TH-302 was successfully applied in the clinic but the outcomes were not sufficient to receive approval from requlatory authorities. Badar et al. revealed that TH-302 exhibited limited activity in leukemia patients (doses ranging between 120 and 550 mg/m²) (Badar et al., 2016). In the phase three multicenter clinical trial (TH CR-406/SARC021), 640 patients with soft tissue sarcoma were enrolled. The results showed that the combination of TH-302 (300 mg/m² administered i. v. for 30–60 min on days 1 and 8 of every 21 days cycle, 6 cycles) and doxorubicin (75 mg/m² administered on day 1 of every 21 days cycle, six cycles) failed to improve overall survival compared with doxorubicin alone (Tap et al., 2017). But it should be noted that the historical survival benefit of doxorubicin monotherapy shows a trend for improvement over time, perhaps due to superior clinical management of associated toxicities. The initial phase two combination study (Dox + TH-302) was a single arm study that utilized historical doxorubicin single agent survival results (12–13 months) as reference. Ultimately this proved to be an invalid comparison. In addition, antagonistic effects between drugs (Anderson et al., 2017) and changes in drug formulations (Higgins et al., 2018) should also be considered as potential causes. TH-302 plus gemcitabine in the treatment of patients with pancreatic ductal adenocarcinoma (PDAC) also missed the end point of another phase three clinical trial (dose and scheme: TH-302 340 mg/m² and gemcitabine 1,000 mg/m² administered i. v. on days 1, 8, and 15 of a 28 days cycle) (NCT01746979) (Van Cutsem et al., 2016). In this case, lack of patient screening based on tumor hypoxia may have been the most important cause of the trial’s failure (Domenyuk et al., 2018; Spiegelberg et al., 2019a). In contrast to the prevalent belief that all PDAC are severely hypoxic, evidence showed that the levels of hypoxia observed in PDAC were highly heterogeneous (range from 0 to 26%) and were similar to those reported in other tumor types (Dhani et al., 2015). Patients with a low tumor hypoxic fraction are not expected to benefit from TH-302 treatment, and a more efficient approach to the clinical application of TH-302 may be to determine the tumor hypoxic status of tumor prior to patient selection.
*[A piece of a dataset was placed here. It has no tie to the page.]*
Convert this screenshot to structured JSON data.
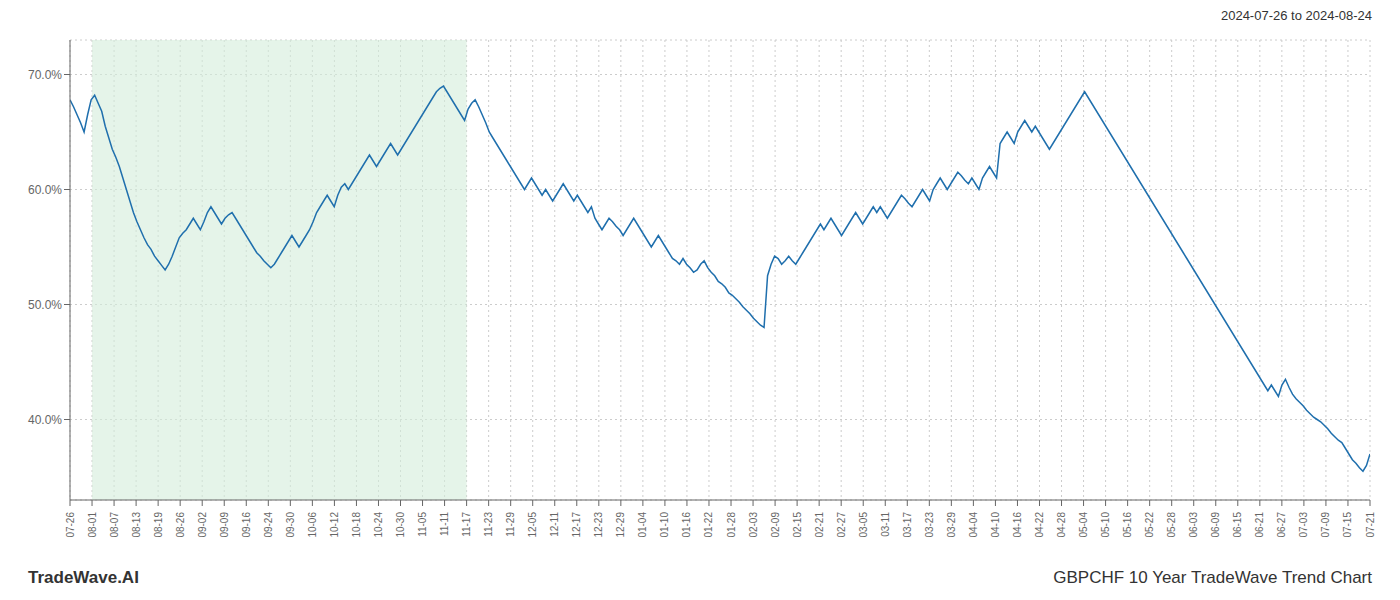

Hypoxia is an important feature of solid tumors and may also be an effective new target for tumor therapy. We are trying to put forward new suggestions on the clinical application of TH-302 or other HAPs. Hypoxia is not only a characteristic of macroscopic tumors. In 2007, our group reported that peritoneal disseminated micro-metastases (less than 1 mm in diameter) are severely hypoxic and poorly proliferative (Li et al., 2007; Li and O’Donoghue, 2008; Li et al., 2010b; Li et al., 2010a; Huang et al., 2013). Further, our data indicated that tumor cells in these hypoxic micro-metastases could survive for several weeks (data to be published). In view of this special state of early micro-metastases of tumors, TH-302 may have the potential to prevent them from developing into macroscopic tumors, thereby reducing the recurrence and metastasis rate of tumors. In this area, TH-302 may be superior to traditional radiotherapy and chemotherapy. Our group is conducting further research.